Application Of Nanotechnology
Most of nanotechnology's benefits will happen decades in the future, but it's already helping to improve our world in many different ways. We tend to think of nanotechnology as something new and alien, perhaps because the word "technology" implies artificial and human-made, but life itself is an example of nanotechnology: proteins, bacteria, viruses, and cells all work on the nanoscopic scale.
The 2000s have seen the beginnings of the applications of nanotechnology in commercial products, although most applications are limited to the bulk use of passive nanomaterials. Examples include titanium dioxide and zinc oxide nanoparticlesin sunscreen, cosmetics and some food products; silver nanoparticles in food packaging, clothing, disinfectants and household appliances such as Silver Nano; carbon nanotubes for stain-resistant textiles; and cerium oxide as a fuel catalyst. As of March 10, 2011, the Project on Emerging Nanotechnologies estimated that over 1300 manufacturer-identified nanotech products are publicly available, with new ones hitting the market at a pace of 3–4 per week.
One of the major applications of nanotechnology is in the area of nanoelectronics with MOSFET's being made of small nanowires ≈10 nm in length. Here is a simulation of such a nanowire.
Nanotechnology is being used in developing countries to help treat disease and prevent health issues. The umbrella term for this kind of nanotechnology is Nanomedicine.

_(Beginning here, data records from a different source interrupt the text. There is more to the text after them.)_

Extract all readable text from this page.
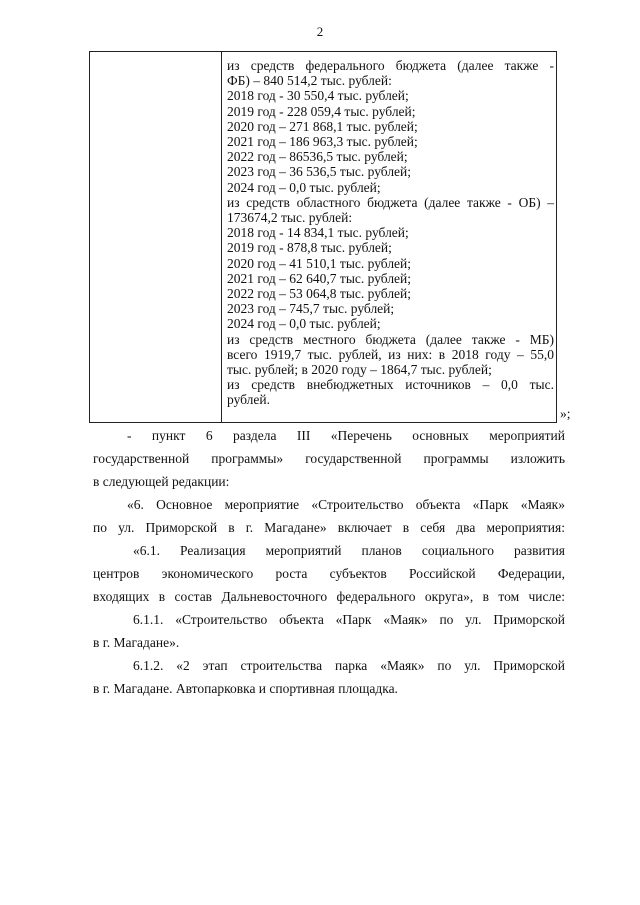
2
из средств федерального бюджета (далее также -
ФБ) – 840 514,2 тыс. рублей:
2018 год - 30 550,4 тыс. рублей;
2019 год - 228 059,4 тыс. рублей;
2020 год – 271 868,1 тыс. рублей;
2021 год – 186 963,3 тыс. рублей;
2022 год – 86536,5 тыс. рублей;
2023 год – 36 536,5 тыс. рублей;
2024 год – 0,0 тыс. рублей;
из средств областного бюджета (далее также - ОБ) –
173674,2 тыс. рублей:
2018 год - 14 834,1 тыс. рублей;
2019 год - 878,8 тыс. рублей;
2020 год – 41 510,1 тыс. рублей;
2021 год – 62 640,7 тыс. рублей;
2022 год – 53 064,8 тыс. рублей;
2023 год – 745,7 тыс. рублей;
2024 год – 0,0 тыс. рублей;
из средств местного бюджета (далее также - МБ)
всего 1919,7 тыс. рублей, из них: в 2018 году – 55,0
тыс. рублей; в 2020 году – 1864,7 тыс. рублей;
из средств внебюджетных источников – 0,0 тыс.
рублей.
»;

- пункт 6 раздела III «Перечень основных мероприятий

государственной программы» государственной программы изложить

в следующей редакции:

«6. Основное мероприятие «Строительство объекта «Парк «Маяк»

по ул. Приморской в г. Магадане» включает в себя два мероприятия:

«6.1. Реализация мероприятий планов социального развития

центров экономического роста субъектов Российской Федерации,

входящих в состав Дальневосточного федерального округа», в том числе:

6.1.1. «Строительство объекта «Парк «Маяк» по ул. Приморской

в г. Магадане».

6.1.2. «2 этап строительства парка «Маяк» по ул. Приморской

в г. Магадане. Автопарковка и спортивная площадка.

Nanotechnology is also being applied to or developed for application to a variety of industrial and purification processes. Purification and environmental cleanup applications include the desalination of water, water filtration, wastewater treatment, groundwater treatment, and other nanoremediation. In industry, applications may include construction materials, military goods, and nano-machining of nano-wires, nano-rods, few layers of graphene, etc. Also, recently a new field arisen from the root of Nanotechnology is called Nanobiotechnology. Nanobiotechnology is the biology-based, application-oriented frontier area of research in the hybrid discipline of Nanoscience and biotechnology with an equivalent contribution.
The Future For Nonotechnology
From cancer-detecting sensors to polymer materials that regrow burned skin, nanotechnology holds plenty of promise to fix human defects
Nanotechnology is expected to change the world by transforming biology, chemistry, computing, communications, engineering and materials science.
The big challenge is to understand the technology well enough to limit risks to the environment, health and safety. Humans don’t have a good track record of coming to terms with technology before it is implemented, and business people, rightly or wrongly, tend to focus on money-making first and foremost and leave “clean up” for future generations. Attempts to regulate nanotechnology and emerging fields like it are highly controversial as overregulation tends to strangle new ideas in their infancy.